June 20, 2013
Minnesota

Minnesota utility wants to pull plug on controversial wind farm

MN utility wants to pull plug on controversial wind farm | By Tom Steward | Watchdog Minnesota | June 19, 2013 | watchdog.org

MINNEAPOLIS – Xcel Energy has asked a court to allow the utility to pull the plug on a 20-year deal to buy power that’s never been generated from a proposed Goodhue County wind farm that may never be built after four years of nonstop controversy.

The power play comes just ahead of a potentially make-or-break state permitting hearing Thursday reopening the permitting process for the controversial New Era Wind Farm.

“We have been working with the project developer, New Era, to see if they could in some fashion cure the defaults or difficulties they’ve had,” said Jim Alders of Xcel Energy. “They’ve been unable to do that. We’ve finally reached a point where we think the project needs to be terminated.”

Xcel contends the project delay has forced the utility to revise its plans for meeting the state mandate for renewable energy generation. The development marks another hurdle for the proposed 48-turbine wind generation project, whose opponents appear increasingly confident a project that once seemed unstoppable may now never get off the ground.

“The AWA Goodhue/ New Era project is dead, this has been obvious for a while’” said Kristi Rosenquist of the Coalition for Sensible Siting. “It is unclear whether it was ever a viable project given the long list of problems that had never been resolved.”

The $180 million New Era Wind Farm in southeastern Minnesota was supposed to be up and generating 78 megawatts of wind power in 2011. Local opposition over the project’s footprint and impact on eagles and other wildlife, however, stymied progress every step of the way. The developers say $15 million has been spent to date to obtain state permits and satisfy other requirements. The original investment group led by Texas billionaire T. Boone Pickens sold the project to Peter Mastic of New Era Wind Farm in 2012.

Legal documents filed by Xcel Energy in Minnesota District Court in Minneapolis on June 14 allege that New Era failed to meet several conditions of a power purchasing agreement with the utility’s Northern States Power unit. The utility acknowledges in the court filing that New Era disputes “the magnitude and quality of its contract breaches and has called into question NSP’s right to terminate the Agreements”.

Xcel alleges that New Era failed to:

• Advance construction of the project in the required timeframes or provide a plan to further construction

• Establish a security fund to protect NSP in the event of project delays

• Pay liquidated delay damages in the amounts and timeframes stipulated

• Obtain NSP’s prior written approval for the change in control/ownership

“The purpose for this action will be to resolve any questions over whether the magnitude and quality of New Era’s defaults are sufficient to justify termination for default,” Alders wrote in a June 17 letter to the Minnesota Public Utilities Commission. “We continue to hope we can work out a voluntary termination but, at this time, believed it is in our customers’ best interest to seek judicial determination that termination if legally justified.”
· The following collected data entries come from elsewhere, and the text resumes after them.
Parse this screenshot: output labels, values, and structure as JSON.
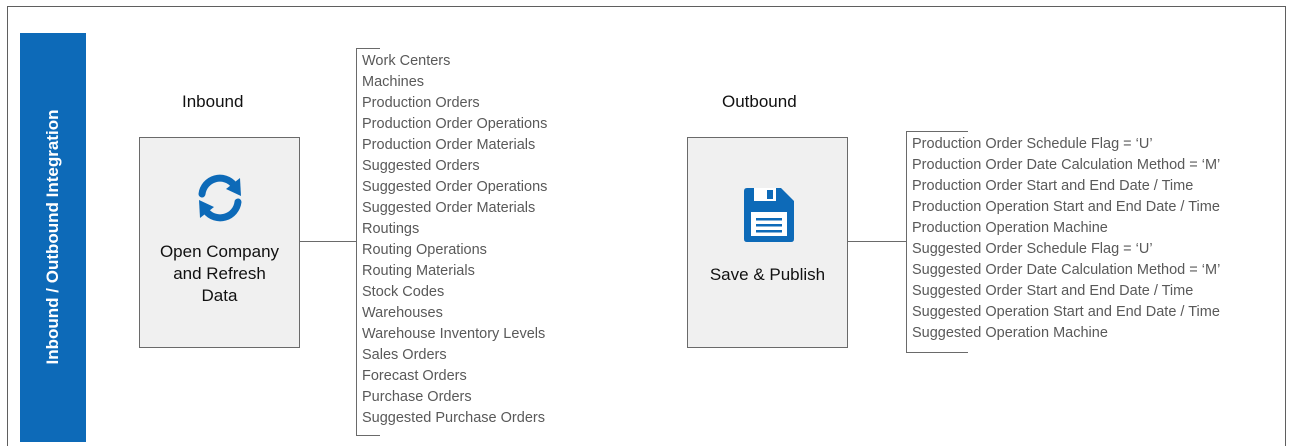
{
  "sidebar": {
    "title": "Inbound / Outbound Integration"
  },
  "inbound": {
    "heading": "Inbound",
    "box_label": "Open Company\nand Refresh\nData",
    "icon": "refresh-icon",
    "items": [
      "Work Centers",
      "Machines",
      "Production Orders",
      "Production Order Operations",
      "Production Order Materials",
      "Suggested Orders",
      "Suggested Order Operations",
      "Suggested Order Materials",
      "Routings",
      "Routing Operations",
      "Routing Materials",
      "Stock Codes",
      "Warehouses",
      "Warehouse Inventory Levels",
      "Sales Orders",
      "Forecast Orders",
      "Purchase Orders",
      "Suggested Purchase Orders"
    ]
  },
  "outbound": {
    "heading": "Outbound",
    "box_label": "Save & Publish",
    "icon": "save-icon",
    "items": [
      "Production Order Schedule Flag = ‘U’",
      "Production Order Date Calculation Method = ‘M’",
      "Production Order Start and End Date / Time",
      "Production Operation Start and End Date / Time",
      "Production Operation Machine",
      "Suggested Order Schedule Flag = ‘U’",
      "Suggested Order Date Calculation Method = ‘M’",
      "Suggested Order Start and End Date / Time",
      "Suggested Operation Start and End Date / Time",
      "Suggested Operation Machine"
    ]
  },
  "colors": {
    "accent": "#0d6ab8",
    "box_fill": "#f0f0f0",
    "list_text": "#595959"
  }
}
Mastic did not respond to Watchdog Minnesota’s requests for comment. Mastic previously informed state regulators that he had approached three companies in an attempt to sell the project’s power rights to recoup his investment. In an April letter to the MPUC, Mastic expressed frustration over several issues involved in the state permitting process, including environmental concerns.

“New Era has no confidence that due process for this project will ever end, nor that an ABPP (Avian and Bat Protection Plan) will ever be approved, however comprehensively and carefully drafted,” Mastic wrote.

On Tuesday, an attorney hired this week by New Era Wind Farm asked the MPUC for a two-week delay of a June 20 hearing in order “to become familiar with the issues” before the commission. The MPUC announced the hearing will go on as scheduled.

Opponents say this would be the first Minnesota wind generation project to fail to move forward primarily due to citizens questioning the impact and benefits of wind generation. Regardless of the outcome of the MPUC hearing or in the courts, observers acknowledge the controversy over New Era has already shaped the course of wind generation projects on the drawing board in Minnesota.

“I’m sure developers will be very thoughtful when it comes to working with landowners and neighbors in trying to develop a wind farm,” Alders said.